O convite que ela me fez era para que eu fosse a uma reunião mensal que ela faz com as amigas, todas acima dos 70 anos de idade, que se encontram numa cafeteria para simplesmente conversarem. “A gente gosta de ler, viajar, mas o encontro não é para isso, é só pra gente falar das coisas boas e rir, dar gargalhadas mesmo”, contou-me aquela senhora.

Eu disse que iria, como boa parte dos mineiros faz, sem uma data agendada, nem nada, só por força das circunstâncias e do hábito. Num outro dia ela me mandou um áudio por uma rede social, reiterando o convite, pois já tinha contado para as amigas e a espera de todas era tema das conversas de cada encontro. Fiquei lisonjeado e, agora, quase que pressionado a ir, uma vez que aquela promessa, feita num aceno social, era esperada por cinco idosas.

No dia combinado, eu lá estava, numa cafeteria, para conhecer e conversar com aquele animado grupo. Como fui bem recebido e me deixaram à vontade, resolvi propor uma brincadeira, perguntando se elas fossem ainda crianças, mas tendo a mentalidade de hoje, o que elas responderiam àquela clássica pergunta: ‘o que você quer ser quando crescer?’. 

Uma delas já se adiantou e disse: “olha, eu pegaria aquela menina no colo e diria: minha querida, antes de crescer, brinque mais, sem a pressa do tempo. Depois que crescer, estude aquilo que você gosta e viaje, viaje muito. Junte o dinheirinho que tiver e viaje, pra evitar que esse dinheiro vá pros remédios mais cedo do que deveria”.

Nessa hora todas riram, falando das contas da farmácia e os preços absurdos dos remédios. “Uma caixinha custa isso tudo”, dizia uma, no que a outra lembrava que sua amiga tinha era sorte por não precisar tomar um outro tal medicamento, caro e contínuo. “A gente envelhece e se casa com a drogaria. Mas é um casamento abusivo”, disse uma delas, às gargalhadas.

Entre tantas respostas, uma me intrigou. Uma daquelas senhoras com mais de 80 anos falou que diria para a criança que ela não se preocupasse em ser feliz sendo professora, médica ou dona de casa. “Não é a profissão que vai te fazer feliz, mas é a felicidade que vai te conduzir para caminhos que vão se complementando, te completando. A profissão passa a ser uma parcelinha dessa felicidade”.

Eu olhei para aquela senhora, que estava com uma roupa de frio bem aconchegante, cabelos brancos e ainda molhados e bem alinhados, unhas feitas com cores vivas, sem maquiagens, mas com um batom. Perguntei se ela não tinha tido uma vida feliz. Ela, com um jeito de uma avó que olha para um neto, respondeu: “gastei muito tempo insistindo em encontrar a felicidade onde ela não estava. Um dia, já velha, me olhei no espelho e ri. Ri muito. Descobri onde a felicidade sempre esteve simplesmente olhando num espelho. Sei lá se ela sempre esteve ali, mas sei que hoje tenho olhos para vê-la”, concluiu aquela idosa, com um gole de café quentinho.

Cada uma foi contando a sua história, dizendo onde acham que erraram, mas falando dos seus acertos também. Falavam dos filhos, da alegria de não serem abandonadas por eles, que parece ser o medo de tanta gente. Falaram das viagens que fazem, dos encontros do Sesc, onde elas podem fazer “ginástica”, como diz uma delas, yoga, aulas de artesanato e participarem dos bailes, que são uma “noite de gala”. Eu adoro esse termo “noite de gala” para traduzir que a coisa é chique de verdade. Parece que tinha um programa de TV, na década de 1960, com este nome, inclusive.
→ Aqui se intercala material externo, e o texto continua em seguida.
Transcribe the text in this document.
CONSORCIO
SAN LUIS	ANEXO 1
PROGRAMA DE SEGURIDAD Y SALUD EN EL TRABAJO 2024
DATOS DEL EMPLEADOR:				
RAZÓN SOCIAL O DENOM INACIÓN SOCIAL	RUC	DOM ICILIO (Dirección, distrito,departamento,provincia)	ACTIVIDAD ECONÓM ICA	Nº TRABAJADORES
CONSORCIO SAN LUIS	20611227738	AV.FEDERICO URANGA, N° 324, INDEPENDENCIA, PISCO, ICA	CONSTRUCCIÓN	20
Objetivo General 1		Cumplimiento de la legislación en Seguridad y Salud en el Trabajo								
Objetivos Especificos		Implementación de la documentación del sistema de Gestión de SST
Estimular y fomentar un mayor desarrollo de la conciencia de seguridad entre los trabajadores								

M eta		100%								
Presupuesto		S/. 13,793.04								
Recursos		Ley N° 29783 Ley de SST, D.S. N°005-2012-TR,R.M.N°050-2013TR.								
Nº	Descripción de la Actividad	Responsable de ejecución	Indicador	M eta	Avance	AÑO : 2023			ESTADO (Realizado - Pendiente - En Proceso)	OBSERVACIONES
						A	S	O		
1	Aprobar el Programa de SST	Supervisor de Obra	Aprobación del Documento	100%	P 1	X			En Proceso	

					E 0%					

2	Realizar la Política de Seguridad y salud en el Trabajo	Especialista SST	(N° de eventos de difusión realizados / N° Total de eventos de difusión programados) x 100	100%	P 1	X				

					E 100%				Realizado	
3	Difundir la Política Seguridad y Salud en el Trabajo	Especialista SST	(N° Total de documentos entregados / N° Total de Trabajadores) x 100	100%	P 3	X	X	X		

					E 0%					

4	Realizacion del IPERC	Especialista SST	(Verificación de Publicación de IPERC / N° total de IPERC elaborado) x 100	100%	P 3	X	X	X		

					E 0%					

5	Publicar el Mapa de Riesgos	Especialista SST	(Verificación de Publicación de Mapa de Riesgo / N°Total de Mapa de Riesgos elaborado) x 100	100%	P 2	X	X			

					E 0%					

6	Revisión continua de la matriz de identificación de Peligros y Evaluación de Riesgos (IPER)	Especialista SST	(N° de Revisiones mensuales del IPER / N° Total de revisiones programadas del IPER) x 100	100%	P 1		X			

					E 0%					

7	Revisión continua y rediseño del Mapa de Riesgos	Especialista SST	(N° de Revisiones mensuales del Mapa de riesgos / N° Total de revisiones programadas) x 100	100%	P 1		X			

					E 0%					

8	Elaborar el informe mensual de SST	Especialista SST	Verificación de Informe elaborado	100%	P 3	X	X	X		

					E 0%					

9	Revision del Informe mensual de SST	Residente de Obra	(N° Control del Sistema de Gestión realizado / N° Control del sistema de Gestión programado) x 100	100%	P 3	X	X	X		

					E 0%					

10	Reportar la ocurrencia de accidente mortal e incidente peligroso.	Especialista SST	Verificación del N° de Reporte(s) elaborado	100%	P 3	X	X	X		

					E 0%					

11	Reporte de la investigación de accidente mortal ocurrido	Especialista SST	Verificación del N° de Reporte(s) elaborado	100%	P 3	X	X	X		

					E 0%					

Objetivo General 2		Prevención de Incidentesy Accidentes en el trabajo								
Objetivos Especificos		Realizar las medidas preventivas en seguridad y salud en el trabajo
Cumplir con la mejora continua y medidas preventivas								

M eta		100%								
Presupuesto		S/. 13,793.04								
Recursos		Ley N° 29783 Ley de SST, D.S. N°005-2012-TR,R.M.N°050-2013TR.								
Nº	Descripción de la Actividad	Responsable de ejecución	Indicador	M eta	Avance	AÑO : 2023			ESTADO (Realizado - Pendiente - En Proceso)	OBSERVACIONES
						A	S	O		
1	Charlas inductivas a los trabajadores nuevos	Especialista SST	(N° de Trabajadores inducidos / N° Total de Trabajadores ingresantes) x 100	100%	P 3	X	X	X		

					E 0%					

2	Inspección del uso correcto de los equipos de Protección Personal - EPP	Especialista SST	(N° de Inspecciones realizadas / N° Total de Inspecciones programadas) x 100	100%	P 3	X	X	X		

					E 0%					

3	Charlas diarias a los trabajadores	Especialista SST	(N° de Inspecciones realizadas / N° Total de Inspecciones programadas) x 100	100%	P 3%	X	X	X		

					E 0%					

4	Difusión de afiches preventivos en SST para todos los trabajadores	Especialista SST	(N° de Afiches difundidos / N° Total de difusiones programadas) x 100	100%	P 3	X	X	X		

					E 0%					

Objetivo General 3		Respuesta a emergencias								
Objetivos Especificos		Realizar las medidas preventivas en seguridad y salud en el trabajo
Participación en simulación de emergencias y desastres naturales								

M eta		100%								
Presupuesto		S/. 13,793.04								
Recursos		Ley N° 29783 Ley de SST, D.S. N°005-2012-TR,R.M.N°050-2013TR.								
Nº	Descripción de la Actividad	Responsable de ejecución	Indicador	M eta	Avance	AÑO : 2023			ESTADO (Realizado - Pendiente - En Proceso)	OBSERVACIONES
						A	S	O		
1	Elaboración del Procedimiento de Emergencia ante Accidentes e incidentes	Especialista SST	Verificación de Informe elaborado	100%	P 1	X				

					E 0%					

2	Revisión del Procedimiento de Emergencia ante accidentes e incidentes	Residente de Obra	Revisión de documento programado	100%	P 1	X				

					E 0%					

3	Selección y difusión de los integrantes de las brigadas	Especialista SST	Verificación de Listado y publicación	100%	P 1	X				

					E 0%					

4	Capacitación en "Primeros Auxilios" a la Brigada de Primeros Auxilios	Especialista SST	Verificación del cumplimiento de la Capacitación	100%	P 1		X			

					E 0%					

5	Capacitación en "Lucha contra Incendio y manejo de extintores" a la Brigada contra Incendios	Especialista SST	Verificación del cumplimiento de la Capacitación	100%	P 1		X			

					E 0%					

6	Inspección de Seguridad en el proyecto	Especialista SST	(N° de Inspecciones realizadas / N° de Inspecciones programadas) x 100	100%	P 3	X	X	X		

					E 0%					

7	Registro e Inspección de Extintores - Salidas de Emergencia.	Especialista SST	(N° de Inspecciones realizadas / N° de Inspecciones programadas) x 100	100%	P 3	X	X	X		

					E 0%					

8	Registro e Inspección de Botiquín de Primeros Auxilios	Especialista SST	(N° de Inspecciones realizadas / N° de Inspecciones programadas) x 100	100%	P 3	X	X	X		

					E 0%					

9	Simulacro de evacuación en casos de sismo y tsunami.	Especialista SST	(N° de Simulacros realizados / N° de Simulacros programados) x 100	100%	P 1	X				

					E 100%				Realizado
Nas respostas de cada uma delas, que se tornaram conselhos para aquela criança que elas foram um dia, havia muita convicção. Parece que o envelhecer dá a algumas pessoas mais clareza (ou seria coragem?)  para dizer e fazer algumas coisas. Uma das senhoras não havia respondido ainda, mas, depois de pensar bastante, ela nos brindou com uma lúcida reflexão: “perdi minha mãe aos 10 anos e sempre vivi com medo das perdas, antes mesmo de ter conquistado alguma coisa. Perder o medo de perder foi pra mim uma conquista. Hoje eu nem penso nessas pequenas perdas que nós, velhos, temos. Meu foco é no que eu tenho hoje: acordar, respirar, tirar a proteção noturna que uso para dormir, me alimentar, fazer a minha caminhada, ler os meus livros, sentir o sol e o vento. Ah, e o cheirinho do café. E, ainda, nessa minha idade, fazer novos amigos, como você. Viver é perder, mas, para perder, é uma gostosura ter vivido.”